Vers un numérique (un peu plus) responsable
La réflexion sur l’impact du tout digital fait bouger les lignes, dans les banques comme dans les collectivités.
« Nous, utilisateurs du numérique, grâce à nos usages, nous pouvons aussi être acteurs. Deuxième service le plus utilisé au monde sur Internet, le mail n’est pas l’usage le plus impactant, mais il est un vrai moyen de prise de conscience pour passer à l’action, », estime Lucile Vannier, à la tête d’e-Green. Né d’un hackathon Banque populaire dédié au numérique responsable, le projet veut permettre aux collaborateurs de mesurer l’impact environnemental de leurs usages numériques.
Pédagogique, fluide, l’outil développé par Informatique Banque populaire est intégré, pour ses collaborateurs, aux menus d’Outlook : il y est reconnaissable à sa petite feuille verte. Très concrètement, à mesure qu’ils rédigent un e-mail, les émetteurs peuvent voir cette feuille passer du vert à l’orange ou… au rouge, selon la prise de poids du message. Un clic délivre les astuces pour l’alléger (partager la pièce jointe par un autre moyen, modifier la signature, réduire le nombre de destinataires, supprimer l’historique), ainsi qu’un lien vers une plateforme de formation qui aide à aiguiser les consciences sur la question environnementale. Si les tests sont concluants, la création d’un tableau de bord est envisagée pour mesurer précisément l’impact des usages d’e-Green, car « on n’améliore que ce que l’on mesure ». De quoi remplacer les estimations (16 tonnes d’équivalent CO2 par an pour une entreprise de 100 salariés (1)) par des chiffres incontestables.
Le sujet intéresse également les services achats des entreprises ou des collectivités. Depuis le printemps 2020, les appels d’offres passés par la communauté de communes Maremne Adour Côte Sud (Macs), dans les Landes, intègrent ainsi les exigences du numérique responsable. Tout a commencé par la formation de six agents du service informatique de la Macs et l’obtention du label Numérique responsable (2), puis cette petite révolution s’est répercutée sur les personnels des 23 communes, les 400 élus et les 70 000 habitants. Le premier appel d’offres pour les photocopieurs a été donné en modèle à toutes les communes. « Il a suscité beaucoup de questions, explique Fabien Zaccari, directeur des systèmes d’information. Nous avons dû faire de la pédagogie, expliquer le recyclage, les emballages, les labels papier, aider nos fournisseurs à comprendre nos nouveaux critères. » Avec la certitude de créer une belle dynamique. « La communauté de communes est le bon échelon pour développer une nouvelle politique de responsabilité environnementale », confirme son président, Pierre Froustey, déjà engagé dans le programme Néo Terra de la région Nouvelle-Aquitaine.

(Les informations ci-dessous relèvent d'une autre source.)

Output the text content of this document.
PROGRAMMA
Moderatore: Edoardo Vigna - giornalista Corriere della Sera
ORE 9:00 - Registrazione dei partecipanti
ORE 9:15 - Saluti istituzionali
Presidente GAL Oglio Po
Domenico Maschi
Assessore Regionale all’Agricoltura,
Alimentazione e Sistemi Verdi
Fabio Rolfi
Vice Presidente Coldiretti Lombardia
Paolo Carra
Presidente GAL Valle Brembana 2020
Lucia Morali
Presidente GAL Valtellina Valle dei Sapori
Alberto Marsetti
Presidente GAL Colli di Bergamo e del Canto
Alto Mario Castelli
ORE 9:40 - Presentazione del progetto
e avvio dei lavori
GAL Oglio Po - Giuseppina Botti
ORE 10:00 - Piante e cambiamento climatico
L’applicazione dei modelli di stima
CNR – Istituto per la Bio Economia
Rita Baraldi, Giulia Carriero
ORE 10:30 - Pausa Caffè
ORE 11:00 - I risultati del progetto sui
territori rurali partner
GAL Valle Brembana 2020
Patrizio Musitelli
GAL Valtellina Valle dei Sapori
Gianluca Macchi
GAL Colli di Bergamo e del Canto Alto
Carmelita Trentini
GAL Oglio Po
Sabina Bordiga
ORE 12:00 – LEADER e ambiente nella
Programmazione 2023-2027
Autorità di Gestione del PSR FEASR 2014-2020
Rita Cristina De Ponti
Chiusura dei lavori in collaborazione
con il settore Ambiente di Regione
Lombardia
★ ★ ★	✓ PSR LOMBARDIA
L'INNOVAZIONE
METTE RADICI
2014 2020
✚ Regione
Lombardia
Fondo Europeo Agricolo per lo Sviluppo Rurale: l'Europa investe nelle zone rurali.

Côté matériel informatique, la collectivité prend aussi en charge les 300 ordinateurs des agents, les 2 000 postes dans les écoles et les 3 000 tablettes des élèves. L’heure est à l’allongement des durées de vie du matériel, au réemploi. Le plus difficile, finalement, a été de dénicher le bon reconditionneur, situé dans la région.
Cette nouvelle réflexion environnementale vertueuse touche déjà de nombreux chantiers. Pour informer les habitants, la sobriété et l’efficacité des SMS ont, par exemple, été préférées au maintien de coûteux panneaux urbains à affichage électronique. Le chiffrage du projet en a été modifié : il est passé, pour une durée de trois ans, de 800 000 euros à… 30 000 euros ! Un changement de mentalités aussi profitable à la planète qu’aux finances de la communauté de communes. (1) Selon l’Ademe, dans une entreprise de 100 salariés, réduire de 10 % les envois d’e-mails, de 10 % leurs impressions et en supprimer 1 000 par collaborateur permet d’économiser 16 tonnes d’équivalent CO2 par an. (2) Conçu par l’association INR, en partenariat avec le ministère de la Transition écologique et solidaire, l’Ademe et WWF, le label Numérique responsable (NR) a été lancé fin 2019 avec la volonté de rationaliser et de systématiser les approches, les outils et les méthodes en ce domaine.